Page MenuHomePhabricator

[x86] try harder to form LEA from ADD to avoid flag conflicts (PR40483)
ClosedPublic

Authored by spatel on Jul 14 2019, 7:24 AM.

Details

Summary

LEA doesn't affect flags, so use it more liberally to replace an ADD when we know that the ADD operands affect flags.

In the motivating example from PR40483:
https://bugs.llvm.org/show_bug.cgi?id=40483
...this lets us avoid duplicating a math op just to avoid flag conflict.

Diff Detail

Repository
rL LLVM

Event Timeline

spatel created this revision.Jul 14 2019, 7:24 AM
Herald added a project: Restricted Project. · View Herald TranscriptJul 14 2019, 7:24 AM
grandinj added inline comments.
llvm/lib/Target/X86/X86ISelDAGToDAG.cpp
2487 ↗(On Diff #209731)

Should this not be an || condition ?

spatel marked an inline comment as done.Jul 14 2019, 12:59 PM
spatel added inline comments.
llvm/lib/Target/X86/X86ISelDAGToDAG.cpp
2487 ↗(On Diff #209731)

It could be || (and I tried that initially), but I saw possible regressions (missed load folding) with that logic.

Given that this is a heuristic, it's hard to determine statically when it will be profitable.

Ok if I add a TODO comment about extending this in a follow-up patch? If we can recover the load folding, I agree that using || would be better.

grandinj added inline comments.Jul 14 2019, 11:32 PM
llvm/lib/Target/X86/X86ISelDAGToDAG.cpp
2487 ↗(On Diff #209731)

Sounds reasonable (noting that I am just a bystander here, not a real reviewer)

LGTM - @craig.topper any comments?

craig.topper added inline comments.Jul 15 2019, 10:33 AM
llvm/lib/Target/X86/X86ISelDAGToDAG.cpp
2482 ↗(On Diff #209731)

Should we make sure the flag output has a user? ADC/SBB could definitely only have a live flag input. Not sure about the others.

spatel marked 4 inline comments as done.Jul 15 2019, 1:28 PM
spatel added inline comments.
llvm/lib/Target/X86/X86ISelDAGToDAG.cpp
2482 ↗(On Diff #209731)

Yes, that seems safer, although we do try to reduce back to regular opcodes if the flag wasn't needed. I don't see any test diffs with a draft of that change.

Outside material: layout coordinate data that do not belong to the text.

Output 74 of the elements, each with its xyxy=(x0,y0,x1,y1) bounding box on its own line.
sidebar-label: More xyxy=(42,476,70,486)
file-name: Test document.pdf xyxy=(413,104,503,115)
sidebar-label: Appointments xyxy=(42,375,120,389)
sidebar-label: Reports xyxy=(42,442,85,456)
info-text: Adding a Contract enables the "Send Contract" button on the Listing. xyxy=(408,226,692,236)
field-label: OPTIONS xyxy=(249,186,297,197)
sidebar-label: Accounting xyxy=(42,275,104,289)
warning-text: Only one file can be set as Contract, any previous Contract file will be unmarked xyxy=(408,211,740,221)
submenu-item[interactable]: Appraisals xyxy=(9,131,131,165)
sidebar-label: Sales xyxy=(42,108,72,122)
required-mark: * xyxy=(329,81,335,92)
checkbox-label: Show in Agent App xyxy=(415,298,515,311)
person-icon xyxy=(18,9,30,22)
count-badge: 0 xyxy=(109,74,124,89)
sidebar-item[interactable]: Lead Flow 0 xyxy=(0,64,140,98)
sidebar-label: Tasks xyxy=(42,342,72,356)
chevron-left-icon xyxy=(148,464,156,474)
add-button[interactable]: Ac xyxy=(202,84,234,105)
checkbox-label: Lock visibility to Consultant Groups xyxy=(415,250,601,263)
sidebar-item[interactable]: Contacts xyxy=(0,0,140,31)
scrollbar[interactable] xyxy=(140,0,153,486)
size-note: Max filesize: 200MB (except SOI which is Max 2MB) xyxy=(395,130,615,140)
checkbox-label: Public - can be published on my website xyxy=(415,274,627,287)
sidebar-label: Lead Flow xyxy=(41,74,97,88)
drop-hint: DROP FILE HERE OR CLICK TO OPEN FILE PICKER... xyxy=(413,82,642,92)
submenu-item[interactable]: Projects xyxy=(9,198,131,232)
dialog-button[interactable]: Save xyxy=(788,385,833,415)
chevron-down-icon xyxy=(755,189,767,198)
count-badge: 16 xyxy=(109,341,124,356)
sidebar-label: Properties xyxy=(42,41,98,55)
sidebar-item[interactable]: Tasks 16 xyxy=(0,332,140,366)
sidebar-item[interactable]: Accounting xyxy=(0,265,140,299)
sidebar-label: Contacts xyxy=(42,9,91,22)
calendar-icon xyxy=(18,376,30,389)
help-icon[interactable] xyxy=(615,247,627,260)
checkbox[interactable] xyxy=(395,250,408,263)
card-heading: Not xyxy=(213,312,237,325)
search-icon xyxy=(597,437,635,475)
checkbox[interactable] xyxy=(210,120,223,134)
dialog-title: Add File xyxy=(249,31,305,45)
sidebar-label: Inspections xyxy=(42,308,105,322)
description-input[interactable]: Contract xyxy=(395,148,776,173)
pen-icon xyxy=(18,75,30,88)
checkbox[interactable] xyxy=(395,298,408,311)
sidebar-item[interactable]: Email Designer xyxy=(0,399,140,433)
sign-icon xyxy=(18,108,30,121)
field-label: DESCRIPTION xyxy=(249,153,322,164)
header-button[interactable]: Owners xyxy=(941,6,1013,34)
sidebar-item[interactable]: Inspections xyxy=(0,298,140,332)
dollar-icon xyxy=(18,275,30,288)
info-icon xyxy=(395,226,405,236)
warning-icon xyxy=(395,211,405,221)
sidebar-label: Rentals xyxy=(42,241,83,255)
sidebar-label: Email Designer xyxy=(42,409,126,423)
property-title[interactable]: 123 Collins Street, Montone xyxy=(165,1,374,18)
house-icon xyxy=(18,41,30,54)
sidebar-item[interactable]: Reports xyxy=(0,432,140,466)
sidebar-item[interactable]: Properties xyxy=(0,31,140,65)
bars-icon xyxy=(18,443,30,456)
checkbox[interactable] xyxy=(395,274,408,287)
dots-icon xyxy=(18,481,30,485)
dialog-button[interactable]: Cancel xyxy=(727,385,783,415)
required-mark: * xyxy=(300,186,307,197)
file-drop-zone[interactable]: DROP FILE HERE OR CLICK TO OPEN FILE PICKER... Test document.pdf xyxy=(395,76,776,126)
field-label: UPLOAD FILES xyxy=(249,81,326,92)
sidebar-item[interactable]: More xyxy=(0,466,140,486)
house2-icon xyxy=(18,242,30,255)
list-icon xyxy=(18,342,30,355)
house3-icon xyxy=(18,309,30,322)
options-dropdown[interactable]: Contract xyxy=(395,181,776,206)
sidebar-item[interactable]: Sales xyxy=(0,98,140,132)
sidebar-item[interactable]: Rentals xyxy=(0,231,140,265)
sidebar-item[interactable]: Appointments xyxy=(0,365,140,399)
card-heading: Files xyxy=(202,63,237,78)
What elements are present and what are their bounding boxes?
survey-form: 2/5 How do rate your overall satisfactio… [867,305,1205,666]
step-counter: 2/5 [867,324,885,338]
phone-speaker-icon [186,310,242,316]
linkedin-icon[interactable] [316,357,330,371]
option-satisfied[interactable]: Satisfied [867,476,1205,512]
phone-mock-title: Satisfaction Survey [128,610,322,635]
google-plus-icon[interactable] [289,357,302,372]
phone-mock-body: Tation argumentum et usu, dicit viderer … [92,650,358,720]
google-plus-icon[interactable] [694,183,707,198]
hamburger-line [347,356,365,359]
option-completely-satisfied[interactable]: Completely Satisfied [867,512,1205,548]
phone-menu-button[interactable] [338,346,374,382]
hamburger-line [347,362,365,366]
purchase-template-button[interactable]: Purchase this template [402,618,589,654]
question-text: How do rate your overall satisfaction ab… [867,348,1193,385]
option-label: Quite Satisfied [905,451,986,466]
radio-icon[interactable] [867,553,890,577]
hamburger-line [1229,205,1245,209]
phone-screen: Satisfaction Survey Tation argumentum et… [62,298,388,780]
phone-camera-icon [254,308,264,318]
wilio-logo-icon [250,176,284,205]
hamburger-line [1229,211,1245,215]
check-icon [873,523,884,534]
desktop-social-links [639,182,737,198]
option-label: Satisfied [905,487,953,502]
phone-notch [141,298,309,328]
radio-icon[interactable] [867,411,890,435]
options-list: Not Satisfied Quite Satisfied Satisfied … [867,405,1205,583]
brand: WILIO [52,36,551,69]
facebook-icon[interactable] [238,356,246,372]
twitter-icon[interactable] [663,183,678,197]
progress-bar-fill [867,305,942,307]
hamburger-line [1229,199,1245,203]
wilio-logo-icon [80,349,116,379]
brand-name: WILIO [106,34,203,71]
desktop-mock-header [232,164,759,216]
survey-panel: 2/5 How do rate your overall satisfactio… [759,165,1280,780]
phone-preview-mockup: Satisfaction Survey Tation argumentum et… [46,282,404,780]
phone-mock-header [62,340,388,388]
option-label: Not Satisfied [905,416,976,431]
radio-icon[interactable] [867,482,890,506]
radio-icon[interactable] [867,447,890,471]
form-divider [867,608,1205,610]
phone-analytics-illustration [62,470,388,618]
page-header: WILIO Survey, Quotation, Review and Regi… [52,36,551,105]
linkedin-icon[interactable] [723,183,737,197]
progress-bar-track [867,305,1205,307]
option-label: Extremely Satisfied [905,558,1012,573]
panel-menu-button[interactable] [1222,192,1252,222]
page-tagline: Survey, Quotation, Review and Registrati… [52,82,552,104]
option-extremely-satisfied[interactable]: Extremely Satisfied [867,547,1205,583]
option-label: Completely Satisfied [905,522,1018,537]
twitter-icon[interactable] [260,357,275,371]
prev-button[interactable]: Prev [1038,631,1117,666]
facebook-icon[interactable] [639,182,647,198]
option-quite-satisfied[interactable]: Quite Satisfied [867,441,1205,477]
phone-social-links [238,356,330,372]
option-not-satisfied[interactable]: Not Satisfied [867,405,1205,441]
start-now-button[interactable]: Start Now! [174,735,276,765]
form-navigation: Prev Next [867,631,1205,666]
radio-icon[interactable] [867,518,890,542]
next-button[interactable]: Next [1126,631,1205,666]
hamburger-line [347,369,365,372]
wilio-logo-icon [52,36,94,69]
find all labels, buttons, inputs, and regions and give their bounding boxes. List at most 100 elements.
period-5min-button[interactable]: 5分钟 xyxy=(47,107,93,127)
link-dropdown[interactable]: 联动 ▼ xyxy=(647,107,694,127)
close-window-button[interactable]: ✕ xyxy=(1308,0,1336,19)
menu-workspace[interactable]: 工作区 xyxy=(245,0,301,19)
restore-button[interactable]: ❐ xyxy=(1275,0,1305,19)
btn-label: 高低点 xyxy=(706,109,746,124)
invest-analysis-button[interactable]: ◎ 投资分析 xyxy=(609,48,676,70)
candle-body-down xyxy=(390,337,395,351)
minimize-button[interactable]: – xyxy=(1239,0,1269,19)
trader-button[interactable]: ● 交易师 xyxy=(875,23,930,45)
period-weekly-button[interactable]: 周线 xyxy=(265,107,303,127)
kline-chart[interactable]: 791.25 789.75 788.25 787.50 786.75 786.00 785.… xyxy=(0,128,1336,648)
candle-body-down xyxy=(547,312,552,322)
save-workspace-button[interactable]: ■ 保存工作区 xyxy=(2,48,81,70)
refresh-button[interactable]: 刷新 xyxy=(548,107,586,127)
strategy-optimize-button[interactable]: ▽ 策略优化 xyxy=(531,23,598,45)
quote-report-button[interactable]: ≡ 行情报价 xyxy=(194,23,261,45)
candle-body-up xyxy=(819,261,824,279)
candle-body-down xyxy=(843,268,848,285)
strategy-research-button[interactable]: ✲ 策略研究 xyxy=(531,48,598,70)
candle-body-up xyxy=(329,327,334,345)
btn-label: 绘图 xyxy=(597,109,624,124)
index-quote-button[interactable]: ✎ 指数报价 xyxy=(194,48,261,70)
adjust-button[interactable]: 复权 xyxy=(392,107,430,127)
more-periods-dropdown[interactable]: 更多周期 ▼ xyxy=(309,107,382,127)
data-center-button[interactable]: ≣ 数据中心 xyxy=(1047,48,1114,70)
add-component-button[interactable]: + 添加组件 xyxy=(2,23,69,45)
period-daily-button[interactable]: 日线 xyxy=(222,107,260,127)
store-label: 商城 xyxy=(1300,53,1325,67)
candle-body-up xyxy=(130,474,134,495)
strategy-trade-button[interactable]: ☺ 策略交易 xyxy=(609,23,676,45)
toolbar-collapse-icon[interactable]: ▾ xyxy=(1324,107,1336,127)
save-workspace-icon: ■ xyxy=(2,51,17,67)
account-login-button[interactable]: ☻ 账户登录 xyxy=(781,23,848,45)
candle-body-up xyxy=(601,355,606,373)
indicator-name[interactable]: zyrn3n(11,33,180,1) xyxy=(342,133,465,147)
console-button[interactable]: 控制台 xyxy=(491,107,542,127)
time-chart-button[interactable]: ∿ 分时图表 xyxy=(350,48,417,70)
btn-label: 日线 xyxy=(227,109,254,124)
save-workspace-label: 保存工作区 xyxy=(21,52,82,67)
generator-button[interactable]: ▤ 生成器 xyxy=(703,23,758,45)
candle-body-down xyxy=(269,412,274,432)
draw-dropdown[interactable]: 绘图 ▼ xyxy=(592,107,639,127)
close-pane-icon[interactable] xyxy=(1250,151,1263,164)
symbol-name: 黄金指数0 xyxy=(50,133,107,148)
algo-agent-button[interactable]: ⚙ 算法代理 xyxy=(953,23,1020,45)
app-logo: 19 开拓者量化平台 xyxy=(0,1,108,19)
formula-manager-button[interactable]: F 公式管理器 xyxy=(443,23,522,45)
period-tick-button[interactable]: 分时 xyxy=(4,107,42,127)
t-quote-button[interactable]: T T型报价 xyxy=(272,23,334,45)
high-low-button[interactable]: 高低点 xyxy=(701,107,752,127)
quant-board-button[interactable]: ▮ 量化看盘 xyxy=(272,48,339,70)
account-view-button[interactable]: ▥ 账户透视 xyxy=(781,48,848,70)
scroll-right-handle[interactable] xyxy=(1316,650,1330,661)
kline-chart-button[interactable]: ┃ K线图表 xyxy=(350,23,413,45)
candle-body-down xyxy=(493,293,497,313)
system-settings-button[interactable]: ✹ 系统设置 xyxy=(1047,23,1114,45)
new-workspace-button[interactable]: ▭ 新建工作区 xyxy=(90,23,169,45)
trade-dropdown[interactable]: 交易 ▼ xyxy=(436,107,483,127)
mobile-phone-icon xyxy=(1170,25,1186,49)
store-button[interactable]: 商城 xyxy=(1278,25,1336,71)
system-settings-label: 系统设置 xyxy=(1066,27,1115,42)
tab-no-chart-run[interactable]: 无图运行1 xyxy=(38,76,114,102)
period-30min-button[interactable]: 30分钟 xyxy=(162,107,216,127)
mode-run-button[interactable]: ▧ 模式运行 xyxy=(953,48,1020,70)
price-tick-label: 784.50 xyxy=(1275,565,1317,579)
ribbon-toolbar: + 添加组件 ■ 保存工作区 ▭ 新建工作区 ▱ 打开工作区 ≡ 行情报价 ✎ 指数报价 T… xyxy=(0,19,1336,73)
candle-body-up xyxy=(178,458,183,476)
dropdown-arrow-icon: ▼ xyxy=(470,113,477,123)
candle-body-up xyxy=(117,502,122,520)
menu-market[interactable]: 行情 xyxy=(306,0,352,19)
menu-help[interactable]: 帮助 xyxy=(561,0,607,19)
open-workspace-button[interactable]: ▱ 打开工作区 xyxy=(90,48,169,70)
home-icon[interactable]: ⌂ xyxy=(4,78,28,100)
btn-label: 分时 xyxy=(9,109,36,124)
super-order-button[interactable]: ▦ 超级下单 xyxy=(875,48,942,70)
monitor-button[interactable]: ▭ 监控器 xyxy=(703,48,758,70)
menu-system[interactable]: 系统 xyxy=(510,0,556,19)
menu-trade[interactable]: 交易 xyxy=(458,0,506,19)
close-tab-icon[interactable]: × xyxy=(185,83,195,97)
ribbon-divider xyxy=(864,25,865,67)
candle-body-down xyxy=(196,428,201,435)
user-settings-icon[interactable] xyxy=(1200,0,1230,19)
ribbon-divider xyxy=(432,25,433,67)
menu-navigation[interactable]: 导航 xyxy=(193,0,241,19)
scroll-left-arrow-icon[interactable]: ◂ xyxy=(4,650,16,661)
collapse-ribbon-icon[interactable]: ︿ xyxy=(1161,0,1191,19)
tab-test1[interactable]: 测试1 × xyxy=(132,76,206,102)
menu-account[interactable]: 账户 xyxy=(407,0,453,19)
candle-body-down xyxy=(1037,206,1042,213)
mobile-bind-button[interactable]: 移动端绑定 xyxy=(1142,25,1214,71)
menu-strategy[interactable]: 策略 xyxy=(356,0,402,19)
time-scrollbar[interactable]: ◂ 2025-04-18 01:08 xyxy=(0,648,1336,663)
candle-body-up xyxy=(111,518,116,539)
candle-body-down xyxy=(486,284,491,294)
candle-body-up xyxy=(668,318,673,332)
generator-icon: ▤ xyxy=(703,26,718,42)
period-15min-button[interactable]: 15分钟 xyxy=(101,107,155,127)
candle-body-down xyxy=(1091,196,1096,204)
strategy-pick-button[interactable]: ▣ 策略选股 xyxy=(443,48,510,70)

spatel updated this revision to Diff 209944.Jul 15 2019, 1:31 PM
spatel marked an inline comment as done.

Patch updated:

  1. Check flag uses to avoid unintended transform.
  2. Add TODO comment about && vs. ||.

Are the multiply test changes due to the flags being used by seto? But seto usage should never be in danger of creating the instruction duplication we're seeing in the motivating case. It does look like we're getting an improvement on those tests, but not for the reason we're selecting LEA.

Are the multiply test changes due to the flags being used by seto? But seto usage should never be in danger of creating the instruction duplication we're seeing in the motivating case. It does look like we're getting an improvement on those tests, but not for the reason we're selecting LEA.

Yes, I think you're right - we have something like this:

t95: i32,i32 = X86ISD::ADD t73:1, t93
t102: i32,i32 = X86ISD::UMUL t36, t38
t106: i32,i32 = X86ISD::UMUL t40, t33
  t93: i32 = add t106, t102
        t107: i8 = X86ISD::SETCC Constant:i8<0>, t106:1
      t104: i8 = X86ISD::SETCC Constant:i8<0>, t102:1

So the use of LEA is presumably just making things easier for register allocation.
Not sure how to handle this:

  1. Remove UMUL/SMUL from the cases in this patch and forego those improvements.
  2. Add a comment expanding on our reasoning for the transform and keep the improvements.
  3. Refine the flags check somehow (and again forego those improvements in this patch)?

If we focussed just on PR40483 for now - do we just need X86ISD ADD + SUB (ADC + SBB) ?

If we focussed just on PR40483 for now - do we just need X86ISD ADD + SUB (ADC + SBB) ?

Yes - mul and logic don't need to be in the list to change the motivating bug. I'll comment those opcodes out, and we can make this patch independent of them.

spatel updated this revision to Diff 210531.Jul 18 2019, 5:10 AM

Patch updated:
Just the add/sub opcodes for now.

RKSimon accepted this revision.Jul 18 2019, 5:40 AM

LGTM - cheers. Ideally we'd get this into the 9.00 release branch.

This revision is now accepted and ready to land.Jul 18 2019, 5:40 AM
This revision was automatically updated to reflect the committed changes.